De cualquier modo, no importa. Y no es un fenómeno exclusivo de nuestra América Latina, con tantas venas abiertas que no bastan libros para explicarlas, donde 19 presidentes[i], dos vicepresidentes y muchísimos ministros y altos cargos han sido procesados en los últimos tiempos. No, lo tenemos también en Europa, por ejemplo, con Sarkozy ; y en el Estado de Israel con Netanyahu y su mujer.

Decir que sus rivales políticos “se las arreglarán” para acusarlos no quiere decir que falten razones para hacerlo; porque salvo algunas excepciones, la justicia tiene fundamentos para actuar conforme a deber, pero lo que sí quiere decir es que el santo objetivo de los mercaderes del poder no será buscar la justicia, sino prevalecer en su lucha partidista y ambiciosa que nada tiene que ver con la verdad ni la justicia o con los intereses de la ciudadanía que dicen defender.

Y es lo mismo para la derecha que para la izquierda, el centro moderado, o cualquier punto cardinal del firmamento dirigente. Si el político perseguidor descubriera el mismo crimen en alguien de su partido o conveniencia, de seguro que se le aparecería de inmediato en su conciencia una ecuménica y cordial explicación. Y así todo tranquilo. Devoción a la santa democracia.

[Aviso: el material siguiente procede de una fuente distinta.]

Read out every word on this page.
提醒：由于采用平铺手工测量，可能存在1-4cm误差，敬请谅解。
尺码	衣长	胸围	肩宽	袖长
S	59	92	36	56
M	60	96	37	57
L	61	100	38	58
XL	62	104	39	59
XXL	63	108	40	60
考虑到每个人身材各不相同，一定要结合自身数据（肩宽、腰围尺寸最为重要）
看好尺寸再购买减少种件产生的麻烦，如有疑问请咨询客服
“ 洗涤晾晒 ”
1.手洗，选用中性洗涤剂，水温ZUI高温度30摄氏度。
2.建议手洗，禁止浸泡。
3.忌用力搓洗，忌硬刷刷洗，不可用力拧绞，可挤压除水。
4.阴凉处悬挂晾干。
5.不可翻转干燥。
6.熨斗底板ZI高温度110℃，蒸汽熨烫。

Lo que nos lleva a la pregunta, si existen de verdad tantos expresidentes merecedores de ser procesados y hasta encarcelados, defenestrados, emasculados, condenados a callarse por un rato, o a cien años de humildad, ¿cómo fue, por amor de Dios, que pudieron resultar electos? ¿Es que se fueron convirtiendo poco a poco en malos, como el coco que se seca o el platanito que se pudre negro en el mejor congelador? ¿Eso de que el “poder corrompe” será una realidad o una cortina de humo para disimular cómo se arrastró el político hasta aterrizar en la oportunidad?

No siempre fueron malos. Y la santa democracia, como una nueva religión para los descreídos de otras cosas y otras causas, les brinda la perfecta cobertura, el puro manto perfecto para proclamar los altísimos valores de la libertad social y el despelote individual. Como las sotanas de los curas pedófilos, que cubren cuerpos podridos bajo el manto de la castidad. Y la santa democracia, que como una nueva religión para los descreídos hace pulular como hongos la mentira de que se combate la corrupción y los crímenes políticos mediante la justicia, cuando lo que hace es progresar el aliento de revancha, de venganza y nunca como justa ira, sino como el más pedestre interés personal. No existen principios morales, sólo finales materiales.

Los dictadores son los únicos que roban y despilfarran todo lo que tienen y lo que no tienen, pero nadie los podrá acusar.

Esa administración de la Justicia, no como alto principio amado, sino como venganza, prevaricación y codicia, conspira contra los imperativos morales que debieran sostener la sociedad. Y las caricaturas de esos principios morales se proclaman a mandíbula batiente cada día ante la audiencia, como una misa repetida y vacía que cada vez más débilmente aboga por los pilares de la libertad.

“Libertad” qué palabra tan confundida y ocultada. Qué poco se usa ya su sazón como argumento. Tantos debates, ensayos e interpretaciones existieron últimamente en torno a ella; tan convencidos estamos de que ya la tenemos entre manos que no la buscamos más, imaginando que la conservamos gracias a esos que nos la cuidan con su más pura intención: soldados y políticos; sacerdotes y maestros. Todos enseñándonos a seguir cautivos de alguna opinión generalizada y los circos romanos que todos los días nos prepara la televisión.

Y así, ya casi nadie se ocupa de su propia libertad, nos entretenemos viendo cómo se las quitan a los otros. Porque como le dijo Michael Corleone al senador Pat Geary: “Todos somos parte de la misma hipocresía”.